On the investment side, pension plans cover over their funding shortfalls first by assuming future returns on equities that, while possible, are not guaranteed. The assumption makes funds look healthier than they are, and drives their investments deeper into the stock market.
Mr. Gold, in a 2006 paper, said this business of “anticipating equity risk premia before the risks are weathered,” has a perverse impact. “The effect of swapping debt for equities within tax-sheltered pension plans generally destroys shareholder value.” When the equities fail to produce anticipated returns, pension funds face major shortfalls.
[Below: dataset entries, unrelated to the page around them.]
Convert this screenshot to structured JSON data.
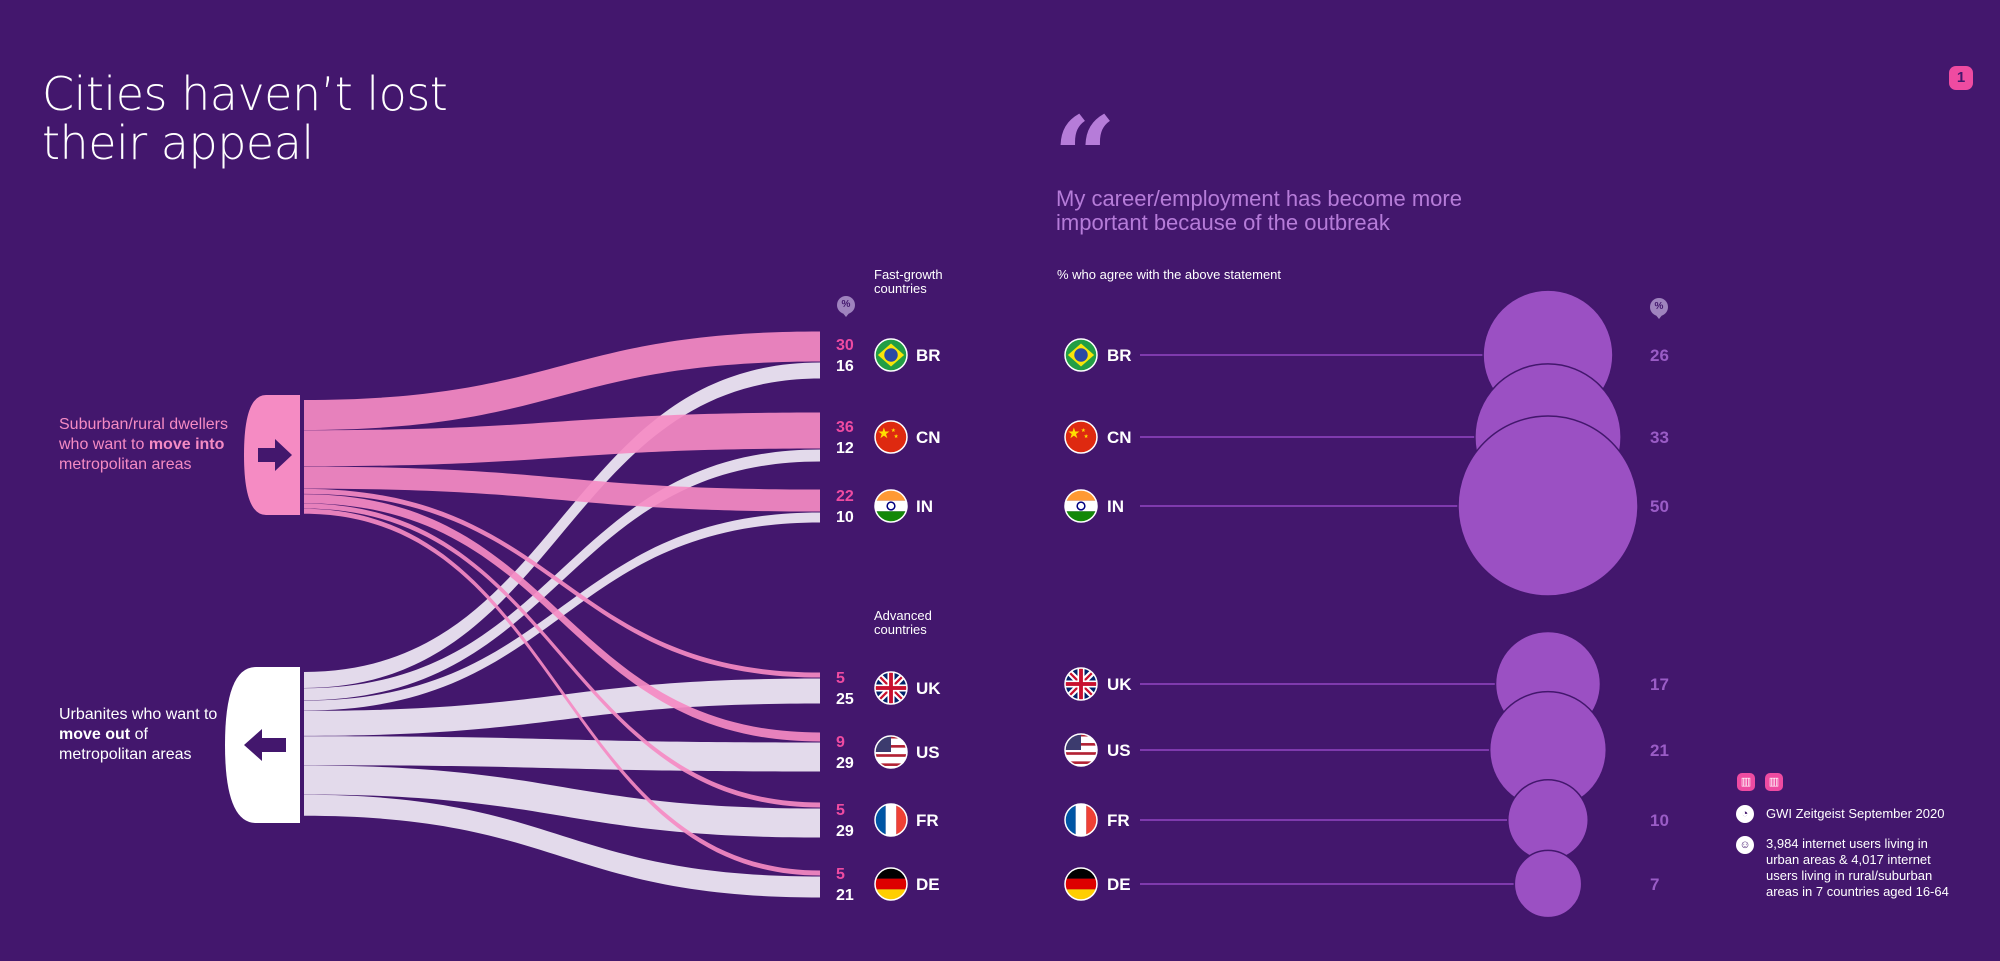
{
  "title": [
    "Cities haven’t lost",
    "their appeal"
  ],
  "page_number": "1",
  "quote_mark": "“",
  "statement": [
    "My career/employment has become more",
    "important because of the outbreak"
  ],
  "subtitle": "% who agree with the above statement",
  "pct_symbol": "%",
  "groups": {
    "fast": [
      "Fast-growth",
      "countries"
    ],
    "advanced": [
      "Advanced",
      "countries"
    ]
  },
  "origins": {
    "suburban": {
      "pre": "Suburban/rural dwellers who want to ",
      "bold": "move into",
      "post": " metropolitan areas"
    },
    "urban": {
      "pre": "Urbanites who want to ",
      "bold": "move out",
      "post": " of metropolitan areas"
    }
  },
  "colors": {
    "background": "#43176d",
    "pink": "#f58bc3",
    "pink_strong": "#ef4ba1",
    "white_flow": "#f1ebf6",
    "bubble": "#9b50c3",
    "bubble_text": "#9a5cc6"
  },
  "legend": {
    "source": "GWI Zeitgeist September 2020",
    "base": [
      "3,984 internet users living in",
      "urban areas & 4,017 internet",
      "users living in rural/suburban",
      "areas in 7 countries aged 16-64"
    ],
    "icons": [
      "chart-icon",
      "chart-icon",
      "clock-icon",
      "people-icon"
    ]
  },
  "chart_data": [
    {
      "type": "sankey",
      "sources": [
        "Suburban/rural dwellers who want to move into metropolitan areas",
        "Urbanites who want to move out of metropolitan areas"
      ],
      "categories": [
        "BR",
        "CN",
        "IN",
        "UK",
        "US",
        "FR",
        "DE"
      ],
      "series": [
        {
          "name": "Suburban/rural dwellers who want to move into metropolitan areas",
          "values": [
            30,
            36,
            22,
            5,
            9,
            5,
            5
          ]
        },
        {
          "name": "Urbanites who want to move out of metropolitan areas",
          "values": [
            16,
            12,
            10,
            25,
            29,
            29,
            21
          ]
        }
      ],
      "unit": "%"
    },
    {
      "type": "bubble",
      "categories": [
        "BR",
        "CN",
        "IN",
        "UK",
        "US",
        "FR",
        "DE"
      ],
      "values": [
        26,
        33,
        50,
        17,
        21,
        10,
        7
      ],
      "unit": "%"
    }
  ]
}
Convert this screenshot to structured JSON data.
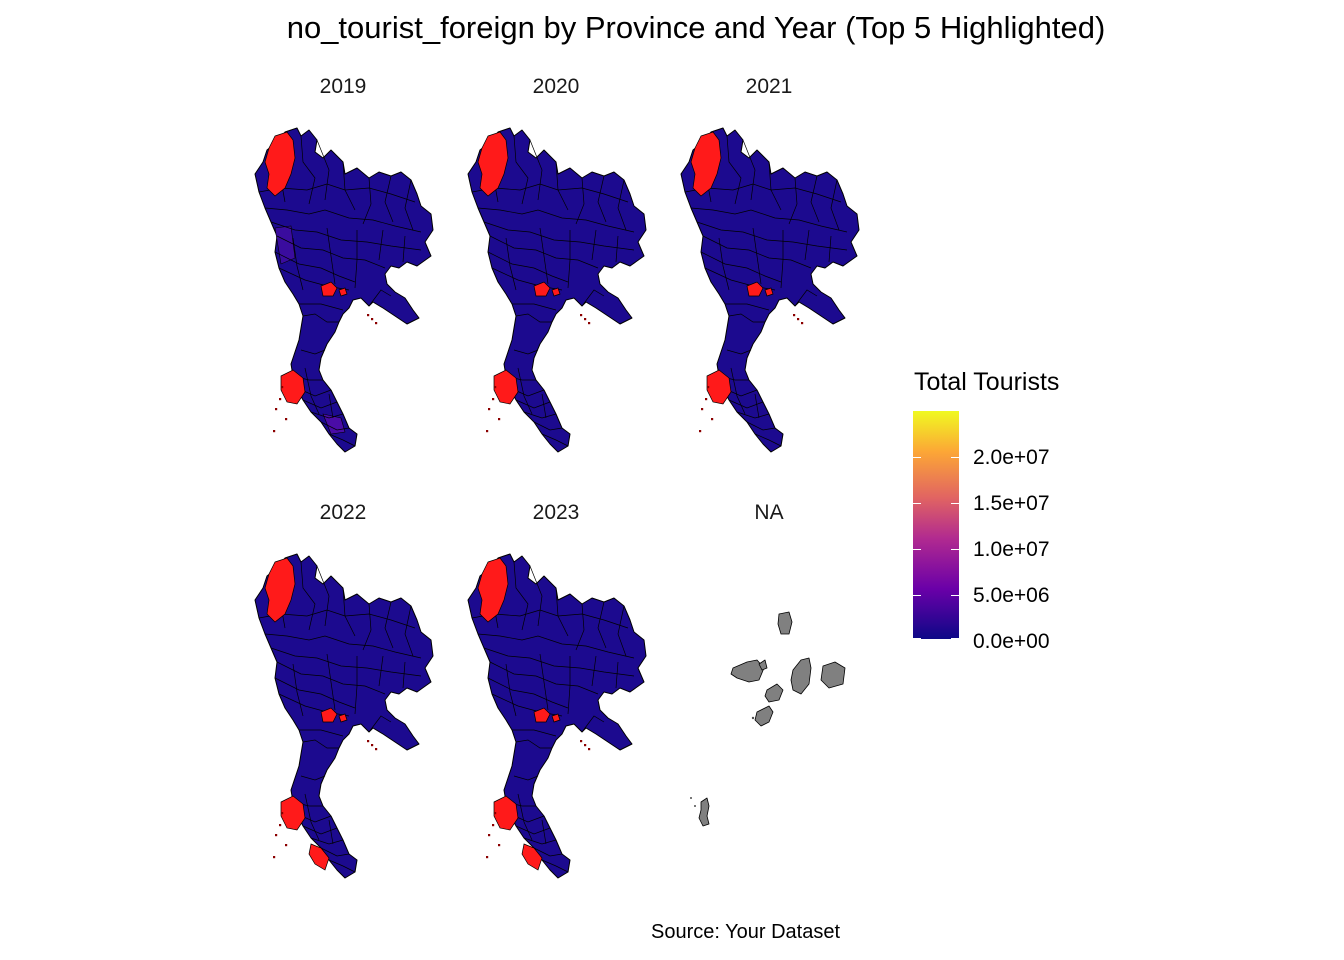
{
  "title": "no_tourist_foreign by Province and Year (Top 5 Highlighted)",
  "panels": [
    {
      "label": "2019"
    },
    {
      "label": "2020"
    },
    {
      "label": "2021"
    },
    {
      "label": "2022"
    },
    {
      "label": "2023"
    },
    {
      "label": "NA"
    }
  ],
  "legend": {
    "title": "Total Tourists",
    "labels": [
      "2.0e+07",
      "1.5e+07",
      "1.0e+07",
      "5.0e+06",
      "0.0e+00"
    ],
    "colors": [
      "#0d0887",
      "#6a00a8",
      "#b12a90",
      "#e16462",
      "#fca636",
      "#f0f921"
    ]
  },
  "fill_colors": {
    "low": "#1c0a8f",
    "highlight": "#ff1a1a",
    "na": "#808080",
    "outline": "#000000"
  },
  "caption": "Source: Your Dataset"
}
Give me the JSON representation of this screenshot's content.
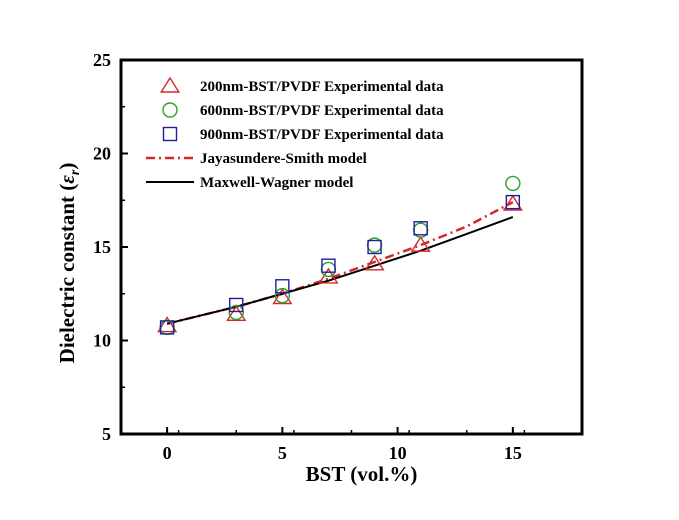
{
  "chart_data": {
    "type": "scatter",
    "title": "",
    "xlabel": "BST (vol.%)",
    "ylabel": {
      "prefix": "Dielectric constant (",
      "symbol": "ε",
      "subscript": "r",
      "suffix": ")"
    },
    "xlim": [
      -2,
      18
    ],
    "ylim": [
      5,
      25
    ],
    "xticks": [
      0,
      5,
      10,
      15
    ],
    "yticks": [
      5,
      10,
      15,
      20,
      25
    ],
    "grid": false,
    "legend_position": "top-left",
    "series": [
      {
        "name": "200nm-BST/PVDF Experimental data",
        "marker": "triangle",
        "color": "#d62728",
        "x": [
          0,
          3,
          5,
          7,
          9,
          11,
          15
        ],
        "y": [
          10.8,
          11.4,
          12.3,
          13.4,
          14.1,
          15.1,
          17.3
        ]
      },
      {
        "name": "600nm-BST/PVDF Experimental data",
        "marker": "circle",
        "color": "#2ca02c",
        "x": [
          0,
          3,
          5,
          7,
          9,
          11,
          15
        ],
        "y": [
          10.7,
          11.5,
          12.4,
          13.8,
          15.1,
          15.9,
          18.4
        ]
      },
      {
        "name": "900nm-BST/PVDF Experimental data",
        "marker": "square",
        "color": "#1f1f9e",
        "x": [
          0,
          3,
          5,
          7,
          9,
          11,
          15
        ],
        "y": [
          10.7,
          11.9,
          12.9,
          14.0,
          15.0,
          16.0,
          17.4
        ]
      },
      {
        "name": "Jayasundere-Smith model",
        "marker": "line",
        "dash": "dashdot",
        "color": "#d62728",
        "x": [
          0,
          3,
          5,
          7,
          9,
          11,
          13,
          15
        ],
        "y": [
          10.9,
          11.8,
          12.5,
          13.3,
          14.2,
          15.1,
          16.1,
          17.4
        ]
      },
      {
        "name": "Maxwell-Wagner model",
        "marker": "line",
        "dash": "solid",
        "color": "#000000",
        "x": [
          0,
          3,
          5,
          7,
          9,
          11,
          13,
          15
        ],
        "y": [
          10.9,
          11.8,
          12.5,
          13.2,
          14.0,
          14.8,
          15.7,
          16.6
        ]
      }
    ]
  }
}
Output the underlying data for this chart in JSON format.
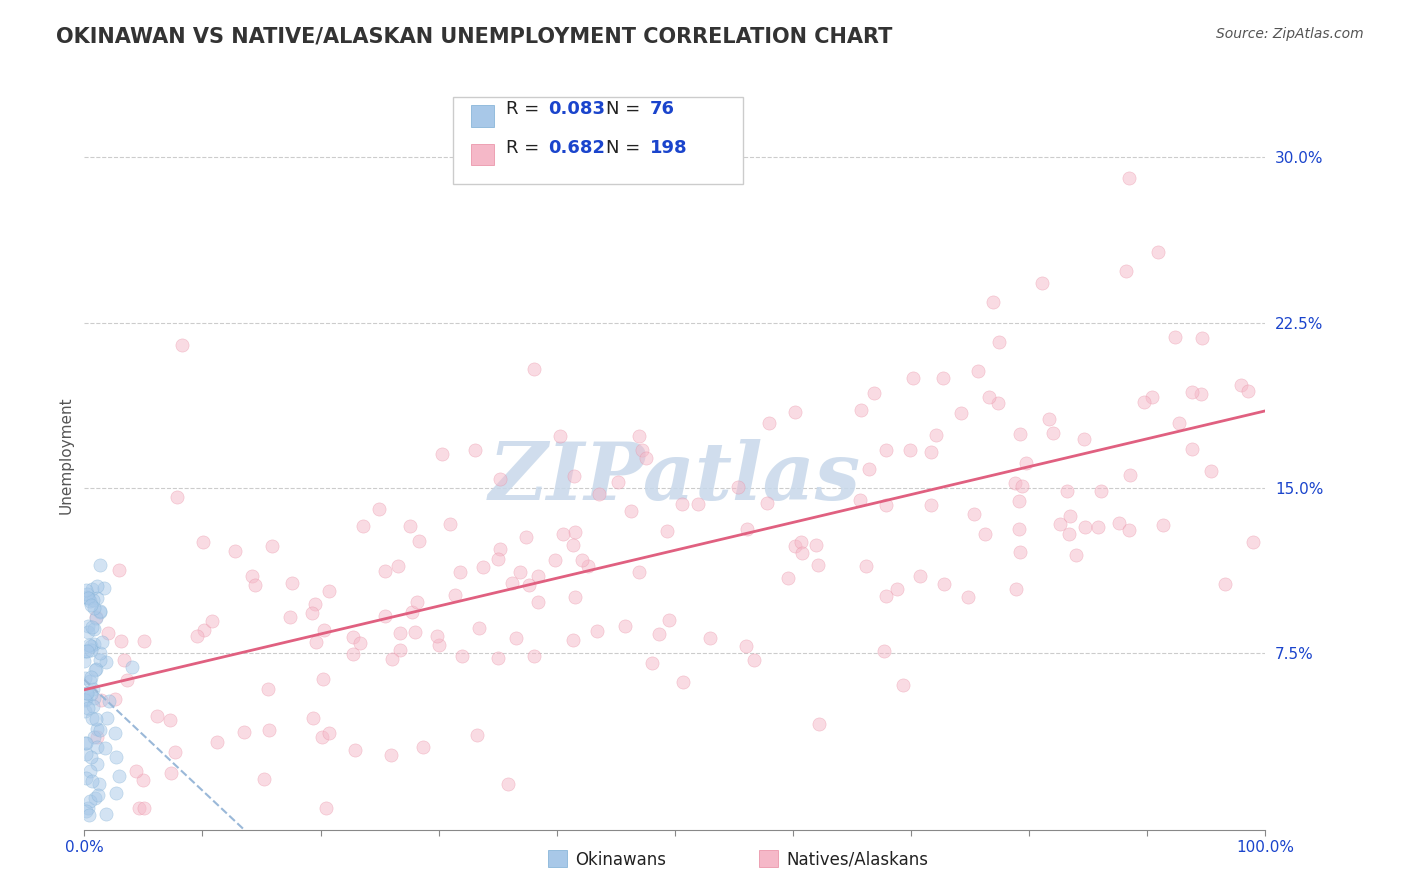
{
  "title": "OKINAWAN VS NATIVE/ALASKAN UNEMPLOYMENT CORRELATION CHART",
  "source_text": "Source: ZipAtlas.com",
  "ylabel": "Unemployment",
  "xlim": [
    0.0,
    1.0
  ],
  "ylim": [
    -0.005,
    0.335
  ],
  "xticks": [
    0.0,
    0.1,
    0.2,
    0.3,
    0.4,
    0.5,
    0.6,
    0.7,
    0.8,
    0.9,
    1.0
  ],
  "xtick_labels": [
    "0.0%",
    "",
    "",
    "",
    "",
    "",
    "",
    "",
    "",
    "",
    "100.0%"
  ],
  "yticks": [
    0.075,
    0.15,
    0.225,
    0.3
  ],
  "ytick_labels": [
    "7.5%",
    "15.0%",
    "22.5%",
    "30.0%"
  ],
  "okinawan_color": "#a8c8e8",
  "okinawan_edge": "#7aadd4",
  "native_color": "#f5b8c8",
  "native_edge": "#e88aa0",
  "regression_blue_color": "#9ab8d8",
  "regression_pink_color": "#e06080",
  "watermark_text": "ZIPatlas",
  "watermark_color": "#c8d8ea",
  "r_okinawan": 0.083,
  "n_okinawan": 76,
  "r_native": 0.682,
  "n_native": 198,
  "background_color": "#ffffff",
  "grid_color": "#cccccc",
  "title_fontsize": 15,
  "axis_label_fontsize": 11,
  "tick_fontsize": 11,
  "legend_fontsize": 13,
  "source_fontsize": 10,
  "legend_value_color": "#2255cc",
  "scatter_alpha": 0.5,
  "scatter_size": 90,
  "bottom_labels": [
    "Okinawans",
    "Natives/Alaskans"
  ],
  "bottom_label_colors": [
    "#6baed6",
    "#f08090"
  ]
}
Another asset binge may also soon face mark-to-market tests. Pension funds have been sending more and more money off to Brazilian water systems, private corporate plays and real estate; returns on these private ventures are supposed to be higher than public market investments. When reports on this year’s pension fund performances land, how many of the funds will mark these non-market investments down by amounts that are comparable to the meltdown in market investments?
An even bigger uncertainty sits on the liability side of the pension balance sheet. If the true market value of payouts is accounted for, the funding gaps can be just as large and dangerous. In a joint paper earlier this year (The Case for Marking Public Pension Liabilities to Market), Mr. Gold argued government-backed pension funds should begin giving taxpayers and beneficiaries accurate market values of their looming pension liabilities.
No U.S. or Canadian pension plans, with the exception of the New York City Employees Retirement System, mark their liabilities to market. The New York plan found a $10-billion gap between the actuarial accrued liabilities and the market value of the same liabilities.
All defined benefit plans should mark their benefits to market, says Mr. Gold. Resistance to this idea comes in part because such calculations would increase volatility in costs. But such volatility is real: “The cost of providing benefits when market interest rates are 4% is significantly greater than when rates are 12%.”
Mr. Gold, and his co-author (Merrill Lynch research analyst Gordon Latter), called upon “actuaries to compute and upon accountants, plan administrators and elected officials to disclose market values for public pension liabilities.”
The failure of Canadian and U.S. pension plans, corporate and public, to remove the equity risk from their funds and to mark their liabilities to market, suggests the hidden risks in the pension industry are much greater than even the current crisis suggests.
The hidden risks in pension industry are scandalous. If you only knew a tenth of what I know is going on in some of the large public pension funds, it would leave you flabbergasted.
But the music will stop and all pension funds will once again face the ghosts that haunted them this year in 2009. The only thing that I am wondering is how many of them will be left holding the bag.